Cuando estalló lo de Pluna (US$ 300 millones), Mujica salió a decir que “era una chambonada de carácter histórico”, como si con ello alcanzara para justificar o explicar un desastre que vino con el procesamiento de dos de sus principales jerarcas. Y cuando se fundió Ancap y hubo que recurrir a una desesperada capitalización de 920 millones de dólares, solo le mereció nuevamente un simple “fue una chambonada”, pese a que llegó con vicepresidente de la República procesado, proscripto por su Partido y con uno de los combustibles más caros del mundo. No contento con eso, agregó la Regasificadora, el Fondes, los negocios con Venezuela, el puerto de aguas profundas, Aratirí y pergeñó la lucha contra el narcotráfico con la legalización de la marihuana. Convirtió la banalidad, la chabacanería, la improvisación, el lenguaje soez, el doble discurso y el irrespeto por el Derecho, en emblemas de su gobierno. No solo vació al Estado de sus dineros, sino que lo vació también de todos sus valores.

Vázquez jugó un tiempo de bombero por el incendio de su correligionario, se cansó y después no hizo nada. Pero nada de nada.

Si a eso agregamos el panorama caótico de la educación, la inseguridad como norma de convivencia, la asfixia al sector agropecuario, la proliferación de asentamientos y gente que duerme en la calle, su respaldo a Nicolás Maduro, las mentiras y promesas incumplidas, no sorprende que el candidato Daniel Martínez ande a los tumbos en esta campaña electoral, tratando de explicar lo inexplicable. Que diga que la oposición “pinta de negro la realidad”, cuando lo único que hace es describirla tal como es. La pintura la incorpora él mismo cuando reconoce que “se cometieron algunos errores” (o chambonadas), pero no precisa cuáles fueron porque se le arma bruto lío en la interna.

Y además, le guste o no, él no es inocente. Por más que aluda a “errores” tiene mucho que ver en lo que pasó: fue presidente de Ancap y elaboró el plan estratégico que Sendic llevó a la práctica.
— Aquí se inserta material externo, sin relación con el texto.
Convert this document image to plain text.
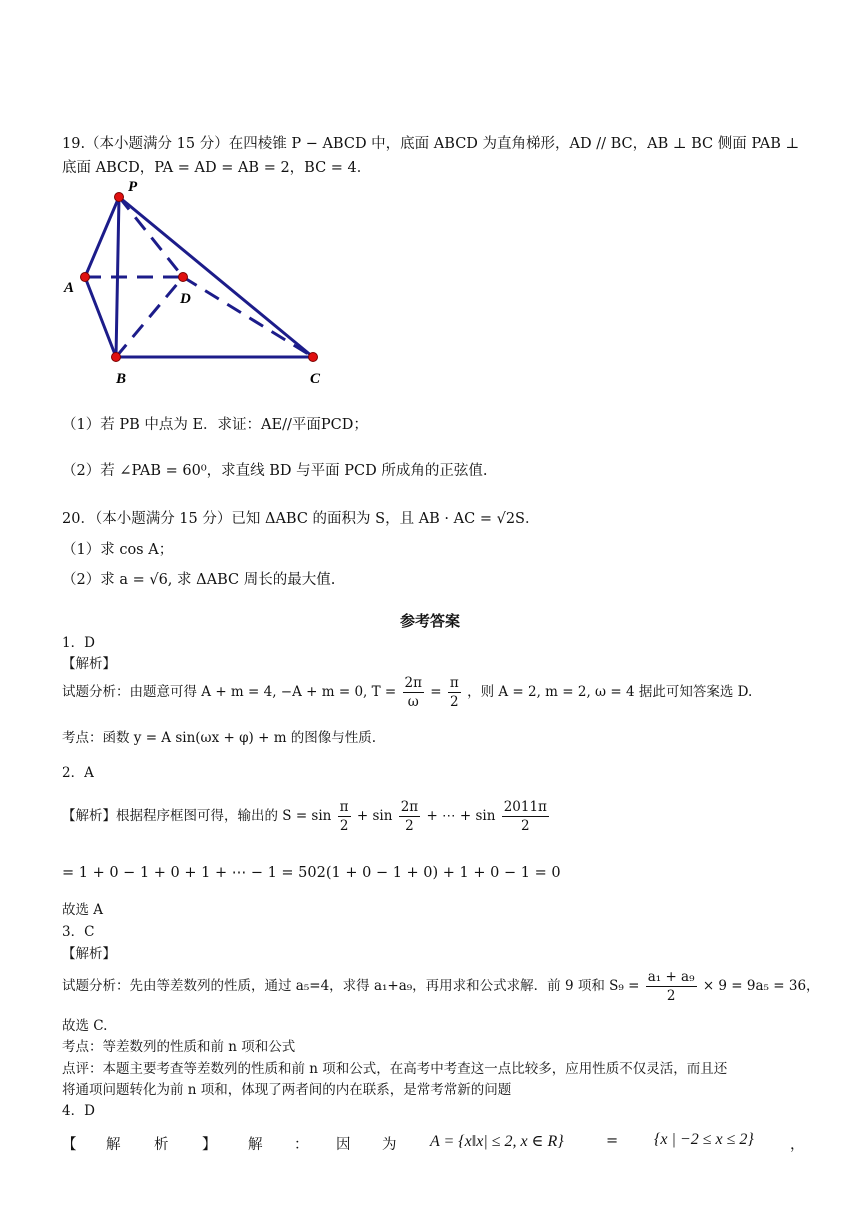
19.（本小题满分 15 分）在四棱锥 P − ABCD 中，底面 ABCD 为直角梯形，AD // BC，AB ⊥ BC 侧面 PAB ⊥
底面 ABCD，PA = AD = AB = 2，BC = 4．
P
A
D
B	C
（1）若 PB 中点为 E．求证：AE//平面PCD；
（2）若 ∠PAB = 60⁰，求直线 BD 与平面 PCD 所成角的正弦值.
20．（本小题满分 15 分）已知 ΔABC 的面积为 S，且 AB · AC = √2S．
（1）求 cos A；
（2）求 a = √6, 求 ΔABC 周长的最大值.
参考答案
1．D
【解析】
试题分析：由题意可得 A + m = 4, −A + m = 0, $T = \frac{2\pi}{\omega} = \frac{\pi}{2}$ ，则 A = 2, m = 2, ω = 4 据此可知答案选 D.
考点：函数 y = A sin(ωx + φ) + m 的图像与性质.
2．A
【解析】根据程序框图可得，输出的 $S = \sin \frac{\pi}{2} + \sin \frac{2\pi}{2}$ + ⋯ + $\sin \frac{2011\pi}{2}$
= 1 + 0 − 1 + 0 + 1 + ⋯ − 1 = 502(1 + 0 − 1 + 0) + 1 + 0 − 1 = 0
故选 A
3．C
【解析】
试题分析：先由等差数列的性质，通过 a₅=4，求得 a₁+a₉，再用求和公式求解．前 9 项和 $S_9 = \frac{\text{a₁ + a₉}}{2} \times 9 = 9a_5 = 36$，
故选 C.
考点：等差数列的性质和前 n 项和公式
点评：本题主要考查等差数列的性质和前 n 项和公式，在高考中考查这一点比较多，应用性质不仅灵活，而且还
将通项问题转化为前 n 项和，体现了两者间的内在联系，是常考常新的问题
4．D
【 解 析 】 解 ： 因 为 A = {x‖x| ≤ 2, x ∈ R}	= {x | −2 ≤ x ≤ 2} ，
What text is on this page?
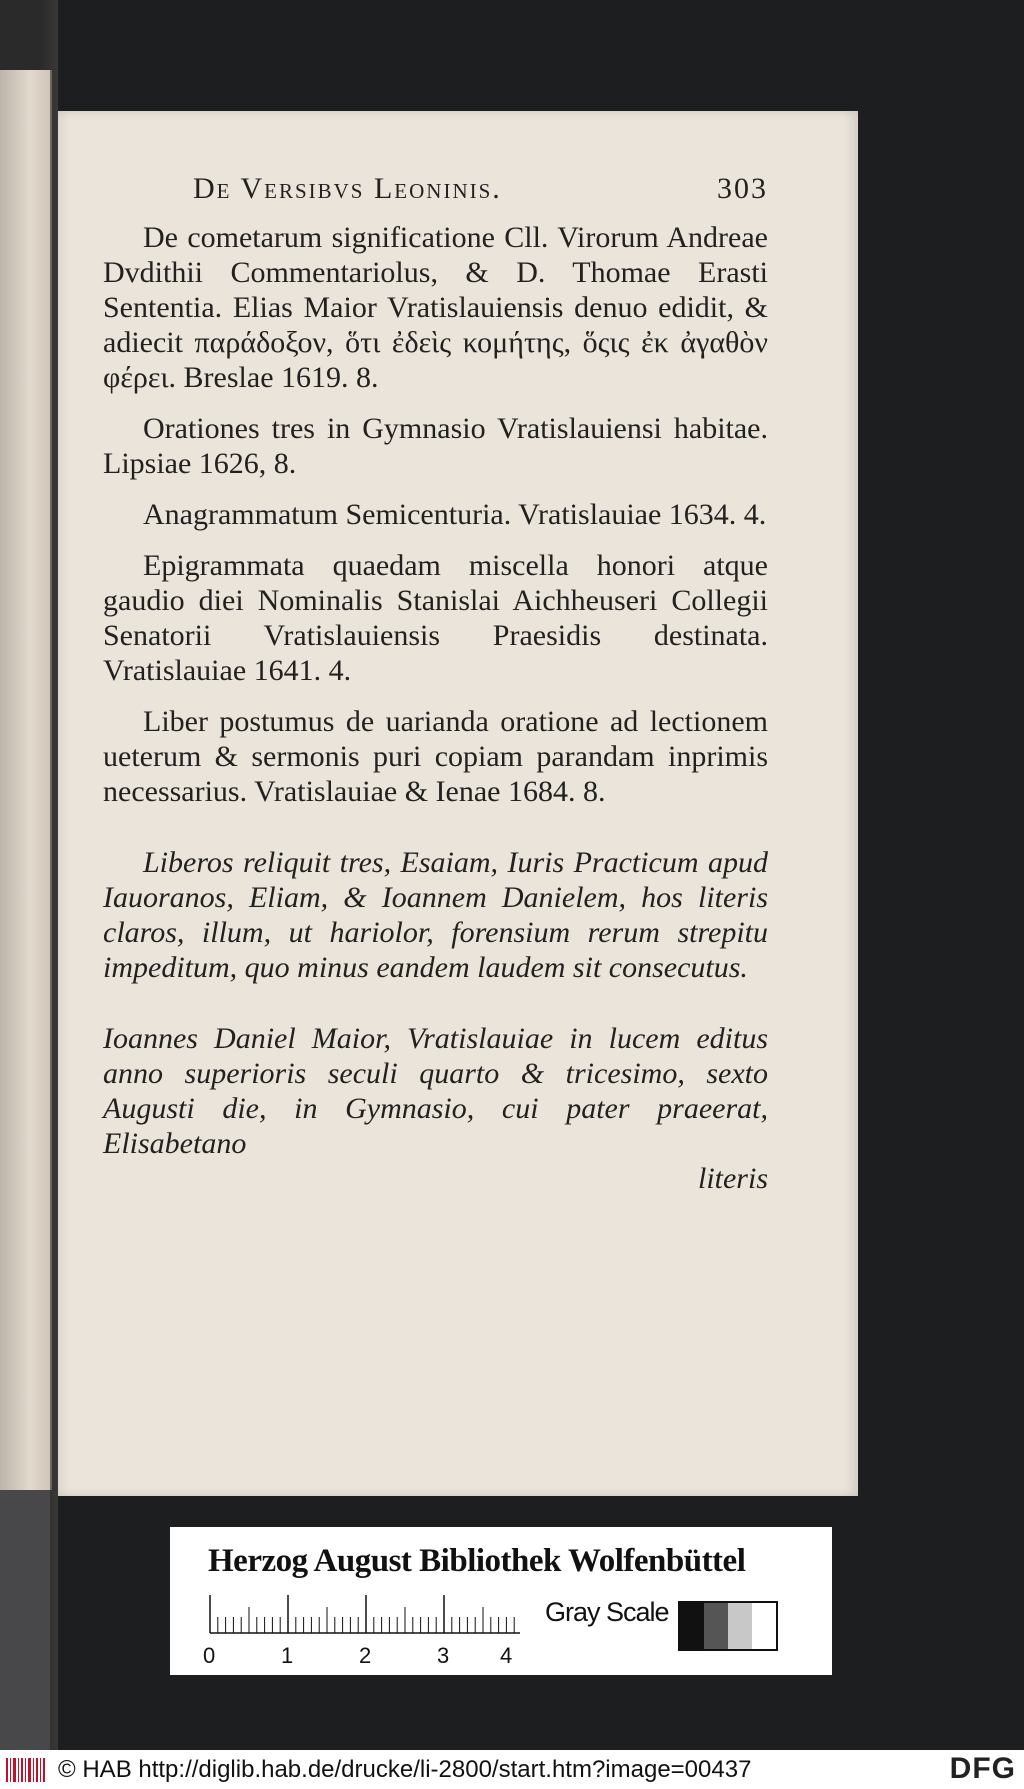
De Versibvs Leoninis.	303

De cometarum significatione Cll. Virorum Andreae Dvdithii Commentariolus, & D. Thomae Erasti Sententia. Elias Maior Vratislauiensis denuo edidit, & adiecit παράδοξον, ὅτι ἐδεὶς κομήτης, ὅςις ἐκ ἀγαθὸν φέρει. Breslae 1619. 8.

Orationes tres in Gymnasio Vratislauiensi habitae. Lipsiae 1626, 8.

Anagrammatum Semicenturia. Vratislauiae 1634. 4.

Epigrammata quaedam miscella honori atque gaudio diei Nominalis Stanislai Aichheuseri Collegii Senatorii Vratislauiensis Praesidis destinata. Vratislauiae 1641. 4.

Liber postumus de uarianda oratione ad lectionem ueterum & sermonis puri copiam parandam inprimis necessarius. Vratislauiae & Ienae 1684. 8.

Liberos reliquit tres, Esaiam, Iuris Practicum apud Iauoranos, Eliam, & Ioannem Danielem, hos literis claros, illum, ut hariolor, forensium rerum strepitu impeditum, quo minus eandem laudem sit consecutus.

Ioannes Daniel Maior, Vratislauiae in lucem editus anno superioris seculi quarto & tricesimo, sexto Augusti die, in Gymnasio, cui pater praeerat, Elisabetano

literis
Herzog August Bibliothek Wolfenbüttel
0	1	2	3 4
Gray Scale
© HAB http://diglib.hab.de/drucke/li-2800/start.htm?image=00437	DFG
Entre el 2010 y 2015 fue Senador de la República; no solo defendió y respaldó expresamente la gestión de Sendic, sino que dio su voto siempre a todos los desastres de la administración Mujica. Integró siempre la mayoría automática del FA. Nunca se le escuchó, siquiera, una discrepancia por mínima que fuera. Es tan responsable como todos sus compañeros de bancada. Todos, absolutamente todos. Parafraseando a Jorge Batlle, “desde el primero al último”.